Petite enfance, grande pénurie de services en français
Entre pénurie d'éducatrices qualifiées et offre de formation limitée, les francophones en situation minoritaire doivent faire face à plusieurs défis dans le secteur de la petite enfance, sans parler des obstacles linguistiques. Pourtant, les services de l
En petite enfance comme ailleurs, les défis ne manquent pas. Il y a notamment d'importantes difficultés de recrutement. «Il existe actuellement près d'une cinquantaine de postes non comblés dans les garderies francophones en Colombie-Britannique», constate Marie-Andrée Asselin, directrice générale de la Fédération des parents francophones de Colombie-Britannique (FPFCB).
Et la demande ne faiblit pas. «Il y a plus d'immigrants francophones qui viennent s'installer ici», rapporte Isabelle Thibault, vice-présidente à l'enseignement au Collège Éducacentre, le seul collège francophone de la province.

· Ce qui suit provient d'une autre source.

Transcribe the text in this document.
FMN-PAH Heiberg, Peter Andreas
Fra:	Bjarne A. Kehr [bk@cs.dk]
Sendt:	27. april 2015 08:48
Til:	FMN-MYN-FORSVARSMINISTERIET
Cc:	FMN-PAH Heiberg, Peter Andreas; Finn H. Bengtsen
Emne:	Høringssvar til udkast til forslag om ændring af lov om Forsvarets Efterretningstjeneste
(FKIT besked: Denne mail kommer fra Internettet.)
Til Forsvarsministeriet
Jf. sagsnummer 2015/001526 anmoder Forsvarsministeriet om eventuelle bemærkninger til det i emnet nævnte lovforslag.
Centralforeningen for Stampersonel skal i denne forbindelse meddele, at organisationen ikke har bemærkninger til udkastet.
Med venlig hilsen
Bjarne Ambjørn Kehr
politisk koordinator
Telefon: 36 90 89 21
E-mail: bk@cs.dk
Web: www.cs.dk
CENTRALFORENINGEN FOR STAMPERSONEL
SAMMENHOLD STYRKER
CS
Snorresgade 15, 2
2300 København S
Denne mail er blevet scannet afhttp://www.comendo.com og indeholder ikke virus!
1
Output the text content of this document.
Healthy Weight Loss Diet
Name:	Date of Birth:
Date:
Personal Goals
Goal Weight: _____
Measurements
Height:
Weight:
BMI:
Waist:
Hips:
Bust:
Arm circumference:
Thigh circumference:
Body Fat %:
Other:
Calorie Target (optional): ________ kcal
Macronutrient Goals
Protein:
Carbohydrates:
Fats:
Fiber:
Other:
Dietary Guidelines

Qui dit plus d'enfants dit plus de demandes de places en garderie. «Il y a des listes d'attente impressionnantes, poursuit-elle. Certains mettent leur enfant sur une liste en bas âge; [quand] l'enfant arrive à l'âge scolaire, ils n'ont pas réussi à trouver une place.» Une situation de plus en plus fréquente selon la vice-présidente.
Des milliers de dollars pour traduire un dossier
Les postes en éducation de la petite enfance qui demandent une certification ne sont pas faciles à pourvoir. Les francophones ayant obtenu leur diplôme à l'extérieur de la province doivent surmonter toute une série d'obstacles pour faire reconnaître leur formation.
«On peut les embaucher comme éducateurs assistants, comme adultes responsables dans les garderies après l'école, mais ils ne peuvent pas avoir la responsabilité d'un groupe d'enfants d'âge préscolaire», explique Marie-Andrée Asselin.
Deux options s'offrent alors aux personnes qui arrivent en Colombie-Britannique. La première : faire valider leurs acquis scolaires ou professionnels par ECE Registry, un organisme provincial. Mais pour cela, le candidat ou la candidate doit présenter un dossier en anglais, traduit — à ses frais — par une personne agréée en traduction.
Un dossier de candidature peut comporter «une centaine de pages» et coûter «des milliers de dollars» en frais de traduction, évalue Marie-Andrée Asselin.
«C'est une aberration»
«C'est une aberration, lâche-t-elle. C'est disproportionné par rapport à la profession. C'est beaucoup demander à des personnes qui arrivent d'une autre province ou de l'immigration. La traduction de tous les documents est injuste pour les francophones, alors qu'on est dans un pays bilingue et qu'on a tant besoin de ces éducatrices dans nos centres.»
La deuxième option? Suivre une formation au Collège Éducacentre pour obtenir un diplôme en éducation à la petite enfance. Mais in fine, «c'est seulement en moyenne 50 % de la formation [initiale de la personne] qui est reconnue, nuance Marie-Andrée Asselin. On n'est jamais surs du niveau d'équivalence.»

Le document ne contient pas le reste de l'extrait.